Novel by Michael Dibdin

Blood Rain is a novel by Michael Dibdin, and is the seventh in the Aurelio Zen series. It was published in 1999 by Faber & Faber. In it Zen, an Italian police detective, is pitted against the Sicilian Mafia and at the end is the subject of a bombing attack for political reasons.

==Plot==
Aurelio Zen gets a posting to Sicily, where he is asked to report to Rome on the work of the Direzione Investagitiva AntiMafia (DIA). Carla, his adopted daughter is there too, setting up police computers, and discovers that someone has a backdoor into the data there. She is also enjoying a flirtation with Corinna Nunziatella, an elaborately guarded woman magistrate who is also investigating the Mafia.

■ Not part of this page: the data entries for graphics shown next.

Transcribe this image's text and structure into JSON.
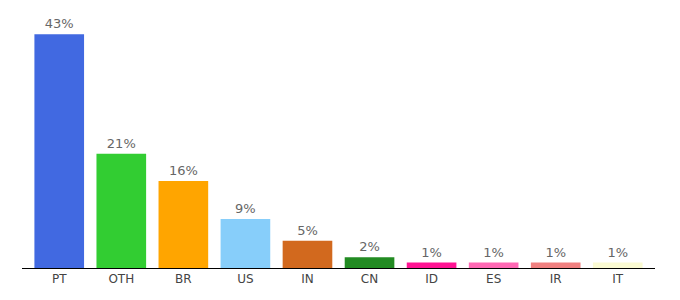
{
  "chart_data": {
    "type": "bar",
    "categories": [
      "PT",
      "OTH",
      "BR",
      "US",
      "IN",
      "CN",
      "ID",
      "ES",
      "IR",
      "IT"
    ],
    "values": [
      43,
      21,
      16,
      9,
      5,
      2,
      1,
      1,
      1,
      1
    ],
    "value_labels": [
      "43%",
      "21%",
      "16%",
      "9%",
      "5%",
      "2%",
      "1%",
      "1%",
      "1%",
      "1%"
    ],
    "colors": [
      "#4169e1",
      "#32cd32",
      "#ffa500",
      "#87cefa",
      "#d2691e",
      "#228b22",
      "#ff1493",
      "#ff69b4",
      "#f08080",
      "#fafad2"
    ],
    "data_labels": true,
    "tick_labels": "x",
    "grid": false
  }
}
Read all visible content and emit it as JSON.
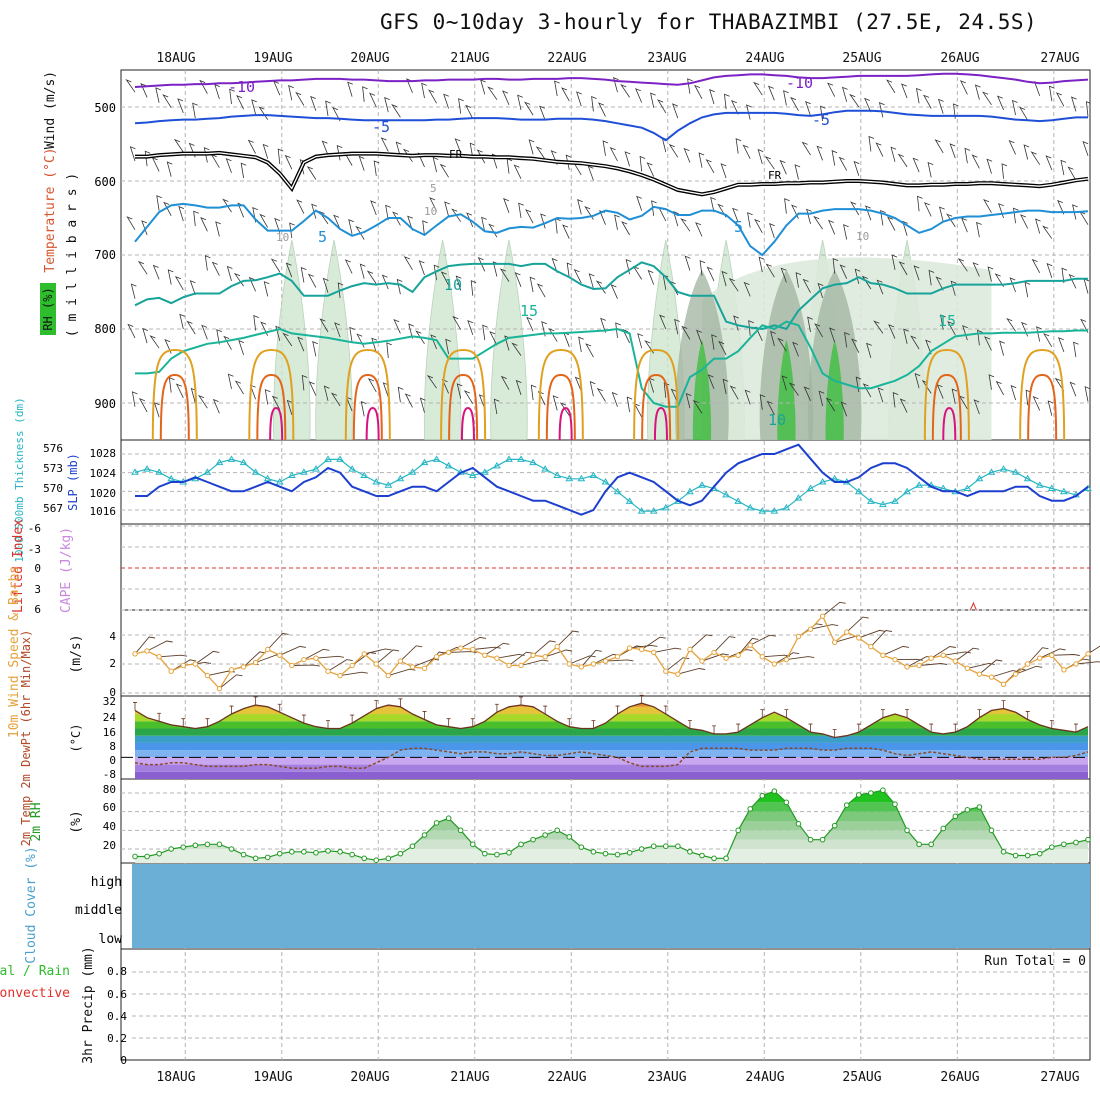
{
  "page": {
    "title": "GFS 0~10day 3-hourly for THABAZIMBI (27.5E, 24.5S)"
  },
  "colors": {
    "grid": "#b4b4b4",
    "fr_line": "#000000",
    "temp_minus10": "#7b22c4",
    "temp_minus5": "#1f4fd6",
    "temp_5": "#1f8fd6",
    "temp_10": "#17a39a",
    "temp_15": "#1ab49a",
    "temp_warm": "#e0a020",
    "temp_hot": "#e2661a",
    "temp_hottest": "#d8137d",
    "rh_green": "#2dbd2d",
    "slp": "#1c3fcf",
    "thickness": "#27b6c4",
    "lifted_zero": "#e0302b",
    "wind_speed": "#e6a23a",
    "barb": "#5c3e2a",
    "dewpoint": "#8a4a2a",
    "rh_line": "#239a23",
    "cloud": "#6baed6"
  },
  "chart_data": {
    "type": "meteogram",
    "time_axis": {
      "day_labels": [
        "18AUG",
        "19AUG",
        "20AUG",
        "21AUG",
        "22AUG",
        "23AUG",
        "24AUG",
        "25AUG",
        "26AUG",
        "27AUG"
      ],
      "steps_per_day": 8,
      "total_steps": 80
    },
    "upper_air": {
      "y_ticks": [
        "500",
        "600",
        "700",
        "800",
        "900"
      ],
      "y_label": "( m i l l i b a r s )",
      "side_labels": [
        "Wind (m/s)",
        "Temperature (°C)",
        "RH (%)"
      ],
      "contour_labels": {
        "minus10": [
          "-10",
          "-10"
        ],
        "minus5": [
          "-5",
          "-5"
        ],
        "freezing": [
          "FR",
          "FR"
        ],
        "five": [
          "5",
          "5"
        ],
        "ten": [
          "10",
          "10"
        ],
        "fifteen": [
          "15",
          "15"
        ],
        "rh_ten": [
          "10",
          "10",
          "10"
        ],
        "rh_five": "5"
      },
      "contours": {
        "minus10": [
          473,
          472,
          471,
          470,
          470,
          469,
          469,
          468,
          468,
          467,
          466,
          465,
          464,
          464,
          463,
          462,
          462,
          462,
          463,
          463,
          464,
          465,
          465,
          465,
          464,
          464,
          463,
          463,
          463,
          462,
          462,
          463,
          463,
          462,
          462,
          462,
          461,
          461,
          462,
          463,
          465,
          466,
          467,
          468,
          469,
          470,
          468,
          464,
          460,
          458,
          457,
          456,
          456,
          457,
          458,
          460,
          461,
          461,
          460,
          459,
          458,
          458,
          458,
          458,
          458,
          457,
          456,
          455,
          455,
          456,
          457,
          459,
          461,
          463,
          466,
          468,
          467,
          465,
          464,
          463
        ],
        "minus5": [
          522,
          521,
          519,
          518,
          517,
          517,
          516,
          515,
          513,
          512,
          511,
          511,
          512,
          513,
          514,
          515,
          515,
          516,
          517,
          518,
          518,
          518,
          518,
          518,
          518,
          517,
          517,
          516,
          515,
          515,
          515,
          516,
          517,
          517,
          517,
          516,
          516,
          516,
          517,
          519,
          522,
          525,
          528,
          535,
          545,
          532,
          522,
          514,
          510,
          508,
          508,
          508,
          508,
          508,
          509,
          511,
          512,
          510,
          507,
          505,
          505,
          505,
          506,
          508,
          510,
          511,
          512,
          512,
          512,
          512,
          512,
          513,
          515,
          517,
          518,
          519,
          518,
          516,
          514,
          514
        ],
        "freezing": [
          567,
          567,
          565,
          564,
          563,
          563,
          563,
          562,
          564,
          566,
          568,
          575,
          590,
          610,
          575,
          567,
          565,
          564,
          563,
          563,
          563,
          564,
          565,
          566,
          565,
          565,
          566,
          566,
          567,
          567,
          568,
          568,
          569,
          570,
          572,
          574,
          575,
          576,
          578,
          580,
          583,
          587,
          592,
          598,
          605,
          612,
          615,
          618,
          615,
          610,
          605,
          605,
          604,
          604,
          603,
          603,
          602,
          602,
          601,
          600,
          600,
          601,
          602,
          604,
          606,
          606,
          605,
          605,
          604,
          604,
          603,
          603,
          604,
          605,
          606,
          607,
          605,
          602,
          599,
          597
        ],
        "five": [
          682,
          662,
          642,
          633,
          631,
          633,
          636,
          636,
          633,
          633,
          652,
          667,
          667,
          667,
          654,
          640,
          650,
          665,
          674,
          669,
          660,
          650,
          650,
          665,
          673,
          660,
          648,
          645,
          655,
          668,
          670,
          664,
          662,
          663,
          657,
          650,
          651,
          650,
          647,
          640,
          643,
          652,
          647,
          635,
          638,
          646,
          646,
          640,
          640,
          646,
          660,
          688,
          700,
          682,
          660,
          644,
          644,
          640,
          638,
          638,
          638,
          640,
          644,
          650,
          660,
          670,
          665,
          655,
          650,
          648,
          648,
          646,
          644,
          642,
          640,
          640,
          642,
          642,
          642,
          641
        ],
        "ten": [
          768,
          760,
          758,
          765,
          757,
          752,
          752,
          752,
          742,
          735,
          734,
          730,
          725,
          735,
          755,
          755,
          755,
          748,
          742,
          738,
          740,
          738,
          740,
          750,
          730,
          722,
          715,
          713,
          712,
          712,
          712,
          712,
          715,
          712,
          712,
          722,
          730,
          740,
          746,
          745,
          730,
          720,
          710,
          715,
          730,
          750,
          755,
          755,
          755,
          790,
          795,
          798,
          800,
          795,
          800,
          775,
          760,
          745,
          740,
          738,
          730,
          738,
          740,
          745,
          752,
          752,
          752,
          745,
          740,
          740,
          740,
          740,
          740,
          738,
          735,
          735,
          735,
          735,
          732,
          732
        ],
        "fifteen": [
          860,
          860,
          858,
          840,
          830,
          825,
          820,
          818,
          815,
          812,
          808,
          804,
          800,
          806,
          808,
          810,
          812,
          815,
          818,
          820,
          818,
          816,
          813,
          810,
          812,
          815,
          840,
          840,
          840,
          830,
          820,
          812,
          810,
          808,
          806,
          806,
          805,
          804,
          803,
          802,
          800,
          806,
          880,
          900,
          905,
          905,
          865,
          855,
          840,
          840,
          830,
          812,
          795,
          800,
          790,
          795,
          825,
          860,
          870,
          875,
          880,
          880,
          875,
          870,
          862,
          850,
          830,
          820,
          810,
          808,
          806,
          806,
          805,
          805,
          805,
          804,
          803,
          803,
          802,
          802
        ]
      },
      "warm_bumps": {
        "orange": [
          3.3,
          11.3,
          19.3,
          27.2,
          35.3,
          43.2,
          67.3,
          75.2
        ],
        "hottest": [
          11.7,
          19.7,
          27.6,
          35.7,
          43.6,
          67.5
        ]
      },
      "rh_shading": {
        "light_columns": [
          13,
          16.5,
          25.5,
          31,
          44,
          49,
          57,
          64
        ],
        "dark_columns": [
          47,
          54,
          58
        ]
      }
    },
    "thickness_slp": {
      "thickness_ticks": [
        "576",
        "573",
        "570",
        "567"
      ],
      "slp_ticks": [
        "1028",
        "1024",
        "1020",
        "1016"
      ],
      "thickness_label": "1000-500mb Thickness (dm)",
      "slp_label": "SLP (mb)",
      "slp": [
        1019,
        1019,
        1021,
        1022,
        1022,
        1023,
        1022,
        1021,
        1020,
        1020,
        1021,
        1022,
        1021,
        1020,
        1022,
        1023,
        1025,
        1024,
        1021,
        1020,
        1019,
        1019,
        1020,
        1021,
        1021,
        1020,
        1022,
        1024,
        1025,
        1023,
        1021,
        1020,
        1019,
        1018,
        1018,
        1017,
        1016,
        1015,
        1016,
        1020,
        1023,
        1024,
        1023,
        1022,
        1020,
        1018,
        1017,
        1018,
        1021,
        1024,
        1026,
        1027,
        1028,
        1028,
        1029,
        1030,
        1027,
        1024,
        1022,
        1022,
        1023,
        1025,
        1026,
        1026,
        1025,
        1023,
        1021,
        1020,
        1020,
        1019,
        1020,
        1020,
        1020,
        1021,
        1021,
        1019,
        1018,
        1018,
        1019,
        1021
      ],
      "thickness": [
        572.5,
        573,
        572.5,
        571.5,
        571,
        571.5,
        572.5,
        574,
        574.5,
        574,
        572.5,
        571.5,
        571,
        572,
        572.5,
        573,
        574.5,
        574.5,
        573,
        572,
        571,
        570.5,
        571.5,
        572.5,
        574,
        574.5,
        573.5,
        572.5,
        572,
        572.5,
        573.5,
        574.5,
        574.5,
        574,
        573,
        572,
        571.5,
        571.5,
        572,
        571,
        569.5,
        568,
        566.5,
        566.5,
        567,
        568,
        569.5,
        570.5,
        570,
        569,
        568,
        567,
        566.5,
        566.5,
        567,
        568.5,
        570,
        571,
        571.5,
        571,
        569.5,
        568,
        567.5,
        568,
        569.5,
        570.5,
        570.5,
        570,
        569.5,
        570,
        571.5,
        572.5,
        573,
        572.5,
        571.5,
        570.5,
        570,
        569.5,
        569,
        570
      ]
    },
    "lifted_cape": {
      "li_ticks": [
        "-6",
        "-3",
        "0",
        "3",
        "6"
      ],
      "li_label": "Lifted Index",
      "cape_label": "CAPE (J/kg)",
      "marker_index": 69.5
    },
    "wind10m": {
      "y_ticks": [
        "4",
        "2",
        "0"
      ],
      "label": "10m Wind Speed & Barbs",
      "unit": "(m/s)",
      "speed": [
        2.7,
        2.9,
        2.5,
        1.5,
        1.9,
        2,
        1.2,
        0.3,
        1.6,
        1.8,
        2.1,
        3,
        2.6,
        1.9,
        2.3,
        2.4,
        1.5,
        1.2,
        1.9,
        2.7,
        2,
        1.2,
        2.2,
        1.8,
        1.7,
        2.5,
        2.8,
        3.1,
        3,
        2.6,
        2.4,
        1.9,
        1.9,
        2.6,
        2.5,
        3.2,
        2,
        1.8,
        2,
        2.2,
        2.5,
        3.1,
        3,
        2.8,
        1.5,
        1.3,
        3,
        2.2,
        2.8,
        2.4,
        2.6,
        3.3,
        2.5,
        2,
        2.3,
        3.9,
        4.4,
        5.3,
        3.5,
        4.2,
        3.8,
        3.2,
        2.6,
        2.3,
        1.8,
        1.9,
        2.4,
        2.6,
        2.2,
        1.7,
        1.3,
        1.1,
        0.6,
        1.3,
        2,
        2.4,
        2.6,
        1.6,
        2,
        2.7
      ]
    },
    "temp2m": {
      "y_ticks": [
        "32",
        "24",
        "16",
        "8",
        "0",
        "-8"
      ],
      "label": "2m Temp 2m DewPt (6hr Min/Max)",
      "unit": "(°C)",
      "temp": [
        26,
        22,
        20,
        18,
        17,
        16,
        17,
        20,
        24,
        27,
        29,
        28,
        25,
        22,
        19,
        17,
        16,
        16,
        19,
        23,
        27,
        29,
        28,
        24,
        21,
        18,
        17,
        16,
        17,
        20,
        25,
        28,
        29,
        28,
        24,
        20,
        17,
        16,
        16,
        19,
        24,
        28,
        30,
        28,
        24,
        20,
        16,
        15,
        13,
        13,
        14,
        18,
        22,
        25,
        22,
        18,
        14,
        13,
        11,
        12,
        14,
        18,
        22,
        24,
        22,
        18,
        14,
        13,
        14,
        17,
        22,
        26,
        27,
        25,
        21,
        18,
        16,
        15,
        14,
        17
      ],
      "dewpt": [
        -3,
        -4,
        -4,
        -3,
        -3,
        -4,
        -5,
        -5,
        -5,
        -5,
        -4,
        -4,
        -5,
        -6,
        -6,
        -6,
        -5,
        -5,
        -6,
        -6,
        -3,
        0,
        4,
        5,
        5,
        4,
        3,
        2,
        3,
        3,
        2,
        2,
        3,
        2,
        1,
        1,
        2,
        3,
        2,
        1,
        0,
        -3,
        -5,
        -5,
        -5,
        -4,
        3,
        5,
        5,
        5,
        5,
        4,
        4,
        4,
        5,
        5,
        5,
        4,
        4,
        5,
        5,
        5,
        4,
        2,
        1,
        2,
        3,
        2,
        1,
        0,
        -1,
        -1,
        -1,
        -1,
        -1,
        -1,
        0,
        0,
        1,
        3
      ]
    },
    "rh2m": {
      "y_ticks": [
        "80",
        "60",
        "40",
        "20"
      ],
      "label": "2m RH",
      "unit": "(%)",
      "rh": [
        12,
        12,
        15,
        20,
        22,
        24,
        25,
        25,
        20,
        14,
        10,
        11,
        15,
        17,
        17,
        16,
        18,
        17,
        14,
        10,
        8,
        10,
        15,
        23,
        35,
        48,
        53,
        40,
        25,
        15,
        14,
        16,
        25,
        30,
        35,
        40,
        33,
        22,
        17,
        15,
        14,
        16,
        20,
        23,
        23,
        23,
        17,
        13,
        10,
        10,
        40,
        63,
        77,
        82,
        70,
        47,
        30,
        30,
        45,
        67,
        78,
        80,
        83,
        68,
        40,
        25,
        25,
        42,
        55,
        62,
        65,
        40,
        17,
        13,
        13,
        15,
        22,
        25,
        27,
        30
      ]
    },
    "cloud": {
      "label": "Cloud Cover (%)",
      "levels": [
        "high",
        "middle",
        "low"
      ]
    },
    "precip": {
      "y_ticks": [
        "0.8",
        "0.6",
        "0.4",
        "0.2",
        "0"
      ],
      "label": "3hr Precip (mm)",
      "side_labels": [
        "Total / Rain",
        "Convective"
      ],
      "run_total": "Run Total = 0"
    }
  }
}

Before this can proceed far, they are ambushed on a mountain road and their car is bombed.

Zen has meanwhile been called back to Rome by the news of his mother's approaching death. This, coupled to news of Carla's death, temporarily puts him out of action, and when he returns to his headquarters in Catania he is given a clue that not everything is as it seems by a file that Corinna had sent him, supposedly as a birthday gift for Carla. This points to irregularities in the investigation of the murder of a Mafia chieftain's son and a possible Roman "third level" aiming to destabilise the powers of the old clans.

Zen is more than usually at sea in the Sicilian atmosphere of double-cross and ambiguous messages in which it looks as if his own side is out to kill him. Finally he risks being taken for cross-examination by the Don of a declining clan who suspects Zen of murdering one of his henchmen. He convinces Don Gaspare that the actual murderer was a police agent who Zen had later shot. On his way back to Catania the police take revenge by blowing up the car in which he is riding.

==Critical reception==
Kirkus Reviews described the book as "Cunning, bloody, and irresistible".